Entscheid der Belegschaft

Nun soll die Belegschaft bei einer Betriebsversammlung entscheiden. "Der Betriebsrat konnte dem Angebot nicht in allen Punkten zustimmen", sagte Ärztevertreter Martin Andreas. Momentan hake es vor allem bei der Umstellung auf die nun gesetzlich vorgesehene 48-Stunden-Woche. Denn diese soll, geht es nach der Med-Uni, die für die AKH-Ärzte zuständig ist, bereits im Juli 2016 erfolgen. "Das halten wir für organisatorisch nicht möglich und unrealistisch", so Andreas. Auch mit der vorgesehenen 15- bis 25-prozentigen (je nach Personalkategorie) Gehaltserhöhung sei man nicht zufrieden, da die Verluste durch Nachtdienste und Überstunden dadurch nicht ausgeglichen würden.

Rektorat bedauert

In einer Aussendung bedauerte das Rektorat die Ablehnung: "Es gibt vonseiten des Rektorats ein gutes und faires Angebot im Sinne der Ärzteschaft und der Patienten. Wir bedauern, dass dieses Angebot seitens des Betriebsrats abgelehnt wird und sind weiterhin gesprächsbereit." Von einer Ablehnung will Andreas nicht sprechen, man werde die Entscheidung vielmehr - ähnlich wie im städtischen Krankenanstaltenverbund - der Belegschaft überlassen.

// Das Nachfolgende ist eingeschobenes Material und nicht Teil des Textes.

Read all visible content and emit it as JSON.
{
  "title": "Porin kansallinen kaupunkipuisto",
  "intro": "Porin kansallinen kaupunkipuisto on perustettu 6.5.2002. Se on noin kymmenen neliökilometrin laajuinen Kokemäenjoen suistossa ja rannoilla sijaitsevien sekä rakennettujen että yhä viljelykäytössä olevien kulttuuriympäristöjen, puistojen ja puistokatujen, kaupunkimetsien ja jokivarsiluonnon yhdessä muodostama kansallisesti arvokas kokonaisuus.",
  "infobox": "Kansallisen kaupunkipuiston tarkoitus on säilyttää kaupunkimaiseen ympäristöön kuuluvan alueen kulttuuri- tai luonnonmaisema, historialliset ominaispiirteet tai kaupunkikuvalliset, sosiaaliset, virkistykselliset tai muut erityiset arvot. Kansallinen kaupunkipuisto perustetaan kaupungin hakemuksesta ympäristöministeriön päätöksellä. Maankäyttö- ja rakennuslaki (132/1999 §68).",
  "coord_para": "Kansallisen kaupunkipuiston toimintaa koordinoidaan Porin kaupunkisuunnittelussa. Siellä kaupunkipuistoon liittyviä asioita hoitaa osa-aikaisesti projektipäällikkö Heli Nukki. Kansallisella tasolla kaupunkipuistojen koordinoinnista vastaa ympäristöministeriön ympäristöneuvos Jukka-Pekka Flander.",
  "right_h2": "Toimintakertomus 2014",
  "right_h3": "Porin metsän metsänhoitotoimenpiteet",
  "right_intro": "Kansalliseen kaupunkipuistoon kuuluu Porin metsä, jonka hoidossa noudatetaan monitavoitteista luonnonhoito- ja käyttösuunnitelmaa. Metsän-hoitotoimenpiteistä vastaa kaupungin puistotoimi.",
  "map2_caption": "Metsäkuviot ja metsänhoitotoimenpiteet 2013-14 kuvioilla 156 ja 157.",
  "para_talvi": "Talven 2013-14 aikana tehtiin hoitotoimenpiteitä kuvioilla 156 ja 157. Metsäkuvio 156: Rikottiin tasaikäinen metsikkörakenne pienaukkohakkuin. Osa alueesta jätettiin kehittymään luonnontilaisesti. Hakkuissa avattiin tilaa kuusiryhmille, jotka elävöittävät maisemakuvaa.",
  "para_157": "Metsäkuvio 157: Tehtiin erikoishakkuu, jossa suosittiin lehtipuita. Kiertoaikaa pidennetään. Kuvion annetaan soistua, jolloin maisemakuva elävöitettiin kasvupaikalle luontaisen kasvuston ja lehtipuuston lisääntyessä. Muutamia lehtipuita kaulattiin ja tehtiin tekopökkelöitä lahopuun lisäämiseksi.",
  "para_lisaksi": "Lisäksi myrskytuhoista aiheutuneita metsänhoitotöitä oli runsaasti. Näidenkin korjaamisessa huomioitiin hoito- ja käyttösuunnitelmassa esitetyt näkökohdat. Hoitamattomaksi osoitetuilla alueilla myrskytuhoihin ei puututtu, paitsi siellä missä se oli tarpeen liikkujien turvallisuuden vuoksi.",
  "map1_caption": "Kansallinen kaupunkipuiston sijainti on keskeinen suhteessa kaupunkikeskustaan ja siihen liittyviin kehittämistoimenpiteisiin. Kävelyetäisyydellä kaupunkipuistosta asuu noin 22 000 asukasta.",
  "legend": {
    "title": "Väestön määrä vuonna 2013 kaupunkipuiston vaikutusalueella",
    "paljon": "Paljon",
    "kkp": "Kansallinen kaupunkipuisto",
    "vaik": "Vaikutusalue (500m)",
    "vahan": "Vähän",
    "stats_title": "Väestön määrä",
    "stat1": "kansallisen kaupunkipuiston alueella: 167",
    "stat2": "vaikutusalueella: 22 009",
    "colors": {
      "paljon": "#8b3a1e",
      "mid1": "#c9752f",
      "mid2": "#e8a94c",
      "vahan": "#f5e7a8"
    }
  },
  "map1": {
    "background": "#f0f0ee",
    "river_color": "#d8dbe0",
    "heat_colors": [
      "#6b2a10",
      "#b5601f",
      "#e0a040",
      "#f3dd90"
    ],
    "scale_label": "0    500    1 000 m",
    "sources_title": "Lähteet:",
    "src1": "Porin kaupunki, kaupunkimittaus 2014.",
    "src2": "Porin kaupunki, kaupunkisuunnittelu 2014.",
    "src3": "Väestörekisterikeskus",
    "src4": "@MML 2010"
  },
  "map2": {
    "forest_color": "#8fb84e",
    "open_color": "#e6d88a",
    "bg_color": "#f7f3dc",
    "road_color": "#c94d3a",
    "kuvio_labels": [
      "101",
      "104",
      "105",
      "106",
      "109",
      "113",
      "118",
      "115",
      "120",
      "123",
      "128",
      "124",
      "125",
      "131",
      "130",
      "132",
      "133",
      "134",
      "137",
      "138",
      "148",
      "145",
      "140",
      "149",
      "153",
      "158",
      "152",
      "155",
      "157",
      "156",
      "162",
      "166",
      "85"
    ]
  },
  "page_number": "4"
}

Anstehende Betriebsversammlung

In einer Betriebsversammlung am kommenden Mittwochnachmittag sollen die AKH-Ärzte über den Vorschlag informiert werden und darüber abstimmen. Auch die Lohnfrage sieht in der Darstellung des Rektorats ein bisschen anders aus: Das "weiterhin aufrechte" Angebot würde nicht nur die Verluste kompensieren, sondern zu einem "beträchtlichen Reallohngewinn" führen.

Zusätzlich beinhalte der Vorschlag eine Betriebsvereinbarung mit einer Opt-out-Regelung, die bis Juli 2016 weiterhin Wochenarbeitszeiten von bis zu 60 Stunden ermögliche. Erst dann solle generell die neue 48-Stunden-Woche gelten. Es gebe allerdings auch Punkte, in denen man sich bereits einig sei, meinte Andreas. Etwa bei der Änderung von Dienstzeitmodellen oder der Einführung von mehr Rufbereitschaften bzw. der Bezahlung derselben. In der Aussendung des Rektorats ist von "flexibleren Dienstzeitmodellen, die bedarfsabhängig an das jeweilige Patientenaufkommen angepasst sind", die Rede.

Längere Wartezeiten in den Ambulanzen

Seit mehreren Wochen verhandeln Ärztevertreter, Gewerkschaft, Med-Uni und Wissenschaftsministerium. Grund dafür ist die neue EU-Richtlinie, die unter anderem eine Reduktion der Wochenarbeitszeit von Spitalsärzten von bis zu 60 auf 48 Stunden vorsieht. Am AKH sind die Verhandlungen unter anderem deshalb kompliziert, weil die Ärzte hier durchschnittlich besonders viele Wochenstunden absolvieren. Ärztevertreter beklagten bereits Einschränkungen bei Operationen und längere Wartezeiten in den Ambulanzen.

Personal in Salzburg will um 30 Prozent mehr

Nach der Einigung im Streit um die Gehälter der Spitalsärzte in Salzburg melden sich jetzt die übrigen medizinischen Mitarbeiter zu Wort: Der Betriebsrat der Landeskliniken hat für Donnerstag zu einer zweistündigen Betriebsversammlung eingeladen. Zentrale Forderung: Eine Erhöhung der Gehälter wie bei den Ärzten, also um durchschnittlich 30 Prozent.